Миссис Пойзер слишком эпиграмматична; ее мудрость пахнет лампой. Я не хочу сказать, что она неестественна и что женщины ее класса часто не одарены ее домашней беглостью, ее проницательностью и ее тягой к сильным аналогиям. Но она слишком устойчива; ее мораль слишком визглива — слишком много в стаккато; она слишком редко опускается до обыденности. И все же нельзя отрицать, что она выражает вещи очень удачно. Увещевая Дину Моррис по поводу чрезмерной бескорыстности ее религиозных представлений: «Но что касается этого, — кричит она, — если бы все делали как ты, мир должен был бы остановиться; ибо если бы все пытались обходиться без дома и крова, еды и питья, и всегда говорили, что мы должны презирать вещи мира, как ты говоришь, я хотела бы знать, куда бы делись лучшие запасы, и зерно, и лучшие свежие молочные сыры? Все хотели бы делать хлеб из хвостов, и все бегали бы за всеми остальными, чтобы проповедовать им, вместо того чтобы воспитывать свои семьи и откладывать на случай плохого урожая». И когда Хетти приходит домой поздно из Чейза и утверждает в оправдание, что часы дома намного раньше, чем часы в большом доме: «Что, ты хотела бы, чтобы часы были установлены по времени джентльменов, не так ли? и сидеть жечь свечу, и лежать в постели с солнцем, пекущим тебя, как огурец в раме?» У миссис Пойзер есть что-то почти от янки-проницательности и угловатости; но фигуре сельской домохозяйки из Новой Англии не хватало бы целого диапазона чувств миссис Пойзер, которые, каким бы ни был их эффект в реальной жизни, дает своему предмету в романе по крайней мере очень живописное богатство цвета; постоянное чувство, а именно, нависающего слоя «джентльменов», которых она и ее спутники никогда не могут поднять головы чрезмерно, не ударившись.

Моя главная жалоба на самого Адама Бида заключается в том, что он слишком хорош. Он задуман, я полагаю, чтобы быть мужчиной во всех отношениях; но, на мой взгляд, не хватает нескольких дюймов. Ему не хватает спонтанности и чувствительности, он слишком жесткоспинный. Ему не хватает того высшего качества, без которого человек никогда не может быть интересен людям, — способности быть искушенным. Его природа лишена богатства или отзывчивости. Я не сомневаюсь, что такие люди, как он, существуют, особенно в трижды английском Лоамшире автора; она частично описала их как класс, с удачливостью, которая несет убеждение. Она утверждает для своего героя, что, хотя он был простым человеком, он был таким же мало обычным человеком, как и гением.

«Он не был средним человеком. И все же такие люди, как он, воспитываются здесь и там в каждом поколении наших крестьянских ремесленников, с наследством привязанностей, воспитанных простой семейной жизнью общей нужды и общего труда, и наследством способностей, обученных умелому, мужественному труду; они пробивают себе путь вверх, редко как гении, чаще всего как кропотливые, честные люди, с умением и совестью хорошо выполнять задачи, которые лежат перед ними. Их жизни не имеют заметного эха за пределами района, где они жили; но вы почти наверняка найдете там какой-то хороший кусок дороги, какое-то здание, какое-то применение минерального продукта, какое-то улучшение в фермерской практике, какую-то реформу приходских злоупотреблений, с которыми их имена ассоциируются одним или двумя поколениями после них. Их работодатели были богаче благодаря им; работа их рук хорошо носилась, и работа их мозгов хорошо направляла руки других людей».

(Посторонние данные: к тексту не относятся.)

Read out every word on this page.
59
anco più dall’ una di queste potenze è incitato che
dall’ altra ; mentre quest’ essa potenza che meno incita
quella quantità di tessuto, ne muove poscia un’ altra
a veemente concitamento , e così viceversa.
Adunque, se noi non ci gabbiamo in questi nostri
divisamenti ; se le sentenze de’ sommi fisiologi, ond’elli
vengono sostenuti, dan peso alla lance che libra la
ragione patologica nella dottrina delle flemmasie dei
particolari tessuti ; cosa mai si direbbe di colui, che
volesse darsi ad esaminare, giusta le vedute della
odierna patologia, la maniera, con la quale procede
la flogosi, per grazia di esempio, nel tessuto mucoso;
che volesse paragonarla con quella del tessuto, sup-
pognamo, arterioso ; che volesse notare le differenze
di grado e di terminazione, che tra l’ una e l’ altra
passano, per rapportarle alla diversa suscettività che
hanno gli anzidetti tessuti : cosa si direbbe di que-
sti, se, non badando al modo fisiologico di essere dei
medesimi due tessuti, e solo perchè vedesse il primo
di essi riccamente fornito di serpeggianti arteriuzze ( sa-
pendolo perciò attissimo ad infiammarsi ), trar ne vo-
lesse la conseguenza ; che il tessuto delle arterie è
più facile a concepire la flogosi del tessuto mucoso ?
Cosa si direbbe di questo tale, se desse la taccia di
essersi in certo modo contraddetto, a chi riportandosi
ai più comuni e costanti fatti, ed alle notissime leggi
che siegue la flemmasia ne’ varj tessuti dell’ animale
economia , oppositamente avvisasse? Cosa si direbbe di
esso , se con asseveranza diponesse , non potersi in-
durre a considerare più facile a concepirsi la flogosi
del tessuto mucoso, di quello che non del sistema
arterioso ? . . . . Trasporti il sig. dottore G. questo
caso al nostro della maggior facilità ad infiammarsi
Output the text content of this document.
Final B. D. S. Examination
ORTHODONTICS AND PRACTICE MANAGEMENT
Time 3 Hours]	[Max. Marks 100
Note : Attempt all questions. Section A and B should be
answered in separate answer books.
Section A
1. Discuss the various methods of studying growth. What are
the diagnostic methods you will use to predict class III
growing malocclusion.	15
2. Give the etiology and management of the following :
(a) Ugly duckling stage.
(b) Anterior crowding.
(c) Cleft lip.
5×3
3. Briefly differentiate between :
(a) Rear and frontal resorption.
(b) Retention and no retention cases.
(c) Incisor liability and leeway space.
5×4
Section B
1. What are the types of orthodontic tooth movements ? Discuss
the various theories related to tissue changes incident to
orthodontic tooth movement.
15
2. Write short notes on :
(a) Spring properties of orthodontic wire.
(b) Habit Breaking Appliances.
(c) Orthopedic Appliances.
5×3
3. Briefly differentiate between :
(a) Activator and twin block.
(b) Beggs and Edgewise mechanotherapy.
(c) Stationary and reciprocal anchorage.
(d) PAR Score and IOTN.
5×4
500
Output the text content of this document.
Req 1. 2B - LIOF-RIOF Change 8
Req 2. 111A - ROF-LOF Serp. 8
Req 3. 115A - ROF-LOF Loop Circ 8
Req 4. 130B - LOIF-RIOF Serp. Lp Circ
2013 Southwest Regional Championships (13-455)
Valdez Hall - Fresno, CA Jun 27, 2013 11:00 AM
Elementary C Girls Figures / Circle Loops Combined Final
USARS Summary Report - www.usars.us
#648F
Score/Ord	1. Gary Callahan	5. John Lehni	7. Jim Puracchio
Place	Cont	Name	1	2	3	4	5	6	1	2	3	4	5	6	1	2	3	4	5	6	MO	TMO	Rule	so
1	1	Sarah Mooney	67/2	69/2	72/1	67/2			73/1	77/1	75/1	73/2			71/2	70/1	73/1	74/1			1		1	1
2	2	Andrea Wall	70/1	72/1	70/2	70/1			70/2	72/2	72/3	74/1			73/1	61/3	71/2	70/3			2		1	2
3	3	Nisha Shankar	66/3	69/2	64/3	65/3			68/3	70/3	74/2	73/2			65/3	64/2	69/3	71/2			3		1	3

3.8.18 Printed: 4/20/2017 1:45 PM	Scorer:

Нельзя не чувствовать благодарности доброму писателю, который пытается увековечить их память за пределами поколений, которые непосредственно извлекают выгоду из их труда. Если она не великий драматург, она по крайней мере изысканный описатель. Но нельзя не чувствовать, что это не более чем строго логическое возмездие, что в ее час нужды (драматически говоря) она должна найти их безразличными к своим обязанностям как героев. Я глубоко сомневаюсь, может ли центральный объект романа успешно быть бесстрастным существом. Окончательное затмение, как Адама Бида, так и Феликса Холта, по-видимому, оправдывает мой вопрос. Том Талливер бесстрастен, и Том Талливер живет с благодарностью в памяти; но это, я полагаю, потому, что он строго второстепенная фигура и не вызывает никакой реакции чувств со стороны читателя, узурпируя позицию, которую он не тот человек, чтобы заполнить.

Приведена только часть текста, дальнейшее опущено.